24 May - 26 May 2010 Battambang

Kingdom of Cambodia
Modern and clean double room with wifi for only US 5.50 per night.
Friendly and professional staff.


Click below for an interactive road map of the Royal Hotel in Battambang, which we would recommend, and for directions:





 




Exploring Battambang’s distinctive early-20th-century CE French architecture, the town's colourful markets and well-maintained Buddhist temples (our favourites: Wat PhiphetaramWat Damrey Sar and Wat Kandal), which survived the Khmer Rouge period relatively unscathed, thanks to a local commander who ignored orders, and meeting quite a number of agents of virtue, often obese, with their characteristic obscene attributes: (i) an expensive, mostly pristine-white 4x4 car with fancy, mostly sky-blue logos attached to both front doors, (ii) a fixed salary with expense allowances which is 5 - 20 times higher than the Cambodian average remuneration, and (iii) the irresistible urge to save the planet smack bang in Battambang by “empowering the disadvantaged youth”, “developing the underprivileged women” and “motivating the local entrepreneurs” (but, according to a Cambodian friend, "...in reality they have only brought to Cambodia two main things, inflation and AIDS...").
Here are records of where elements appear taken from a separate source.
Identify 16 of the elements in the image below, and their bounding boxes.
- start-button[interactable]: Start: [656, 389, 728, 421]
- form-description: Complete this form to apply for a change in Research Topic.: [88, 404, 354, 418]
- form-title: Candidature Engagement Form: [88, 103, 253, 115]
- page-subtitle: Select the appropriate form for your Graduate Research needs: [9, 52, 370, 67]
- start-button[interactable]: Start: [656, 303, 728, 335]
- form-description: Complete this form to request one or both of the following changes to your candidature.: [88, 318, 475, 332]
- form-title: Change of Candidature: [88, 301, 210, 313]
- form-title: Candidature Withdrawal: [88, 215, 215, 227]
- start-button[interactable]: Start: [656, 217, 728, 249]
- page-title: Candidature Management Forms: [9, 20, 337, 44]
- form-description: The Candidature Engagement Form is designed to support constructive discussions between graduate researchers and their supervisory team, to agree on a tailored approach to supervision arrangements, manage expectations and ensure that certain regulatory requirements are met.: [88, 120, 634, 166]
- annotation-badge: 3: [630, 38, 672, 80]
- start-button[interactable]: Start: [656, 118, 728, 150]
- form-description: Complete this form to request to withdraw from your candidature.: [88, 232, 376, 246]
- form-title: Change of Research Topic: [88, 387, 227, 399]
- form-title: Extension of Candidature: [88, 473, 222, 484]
  “Oh the sisters of mercy they are not
Departed or gone,
They were waiting for me when I thought
That I just can't go on,
And they brought me their comfort
And later they brought me this song.
Oh I hope you run into them
You who've been traveling so long...”



Teaming up with French fellow traveller Christine, hiring Bat’s chauffeur-driven canopied remorque-moto, paying him US$ 12.- for an extended half-day tour and exploring together the tourist sites in the surroundings of Battambang: (i) Phnom Sampeau, a complex of temples on a fabled limestone outcrop, c. 12 km southwest of Battambang, (ii) Phnom Banan whose five towers are reminiscent of the layout of Angkor Wat, (iii) the Khmer heritage houses in the village Wat Kor, (iv) Cambodia’s only winery, Chan Thai Chhoeng, and (v) the inevitable “bamboo train”, basically a 3m-long timber frame, covered lengthwise with slats made of ultra-light bamboo, that rests on two barbell-like bogies with the aft one connected by fan belt to a small petrol engine.
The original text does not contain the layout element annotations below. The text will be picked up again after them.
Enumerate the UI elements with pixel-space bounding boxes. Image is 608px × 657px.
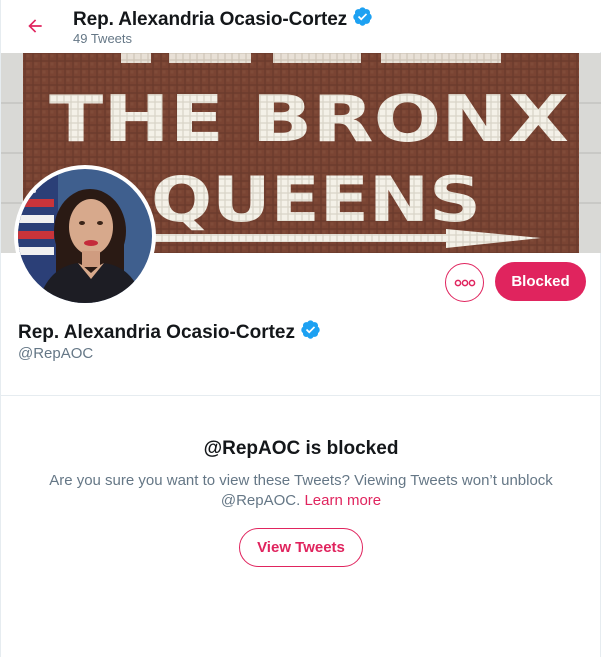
blocked-title: @RepAOC is blocked: [203, 438, 399, 459]
header-title: Rep. Alexandria Ocasio-Cortez: [73, 6, 373, 33]
blocked-text: Are you sure you want to view these Twee…: [49, 472, 553, 509]
verified-badge-icon: [300, 319, 321, 346]
profile-avatar[interactable]: [14, 165, 156, 307]
banner-line2: QUEENS: [151, 163, 481, 236]
profile-header: Rep. Alexandria Ocasio-Cortez 49 Tweets: [1, 0, 601, 52]
back-arrow-icon[interactable]: [21, 12, 49, 40]
header-name: Rep. Alexandria Ocasio-Cortez: [73, 8, 348, 30]
more-options-button[interactable]: [445, 263, 484, 302]
profile-display-name: Rep. Alexandria Ocasio-Cortez: [18, 321, 295, 343]
section-divider: [1, 395, 601, 396]
more-icon: [454, 274, 476, 292]
verified-badge-icon: [352, 6, 373, 33]
profile-page: Rep. Alexandria Ocasio-Cortez 49 Tweets: [0, 0, 601, 657]
banner-line1: THE BRONX: [49, 83, 569, 157]
avatar-photo: [18, 169, 152, 303]
learn-more-link[interactable]: Learn more: [304, 492, 381, 509]
view-tweets-button[interactable]: View Tweets: [239, 528, 363, 567]
blocked-description: Are you sure you want to view these Twee…: [31, 471, 571, 511]
blocked-button[interactable]: Blocked: [495, 262, 586, 301]
profile-handle: @RepAOC: [18, 345, 94, 362]
tweet-count: 49 Tweets: [73, 31, 133, 46]
profile-name: Rep. Alexandria Ocasio-Cortez: [18, 319, 321, 346]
Taking the wooden Sok Chamroen Express boat (US$ 17.- per foreigner, one way), a floating shack, from Battambang to Siem Reap, the convenient base camp for the assault on Angkor Wat, thus (i) following downriver the scenic Sangker River, a brownish life-support system where villagers brush their teeth, fish for their daily catch and defecate into the river’s not-so-holy water, (ii) getting stuck for hours in the mud shallows of the river mouth (with a crew that had an inverse Midas touch: everything they touched turned to shit), and (iii) crossing finally the Tonlé Sap Lake, the largest freshwater lake in Southeast Asia, to the floating village of Chong Khneas and on to the Siem Reap pier in Phnom Krom (about 10 km south of Siem Reap) - altogether a Cambodian odyssey of over 16 hours.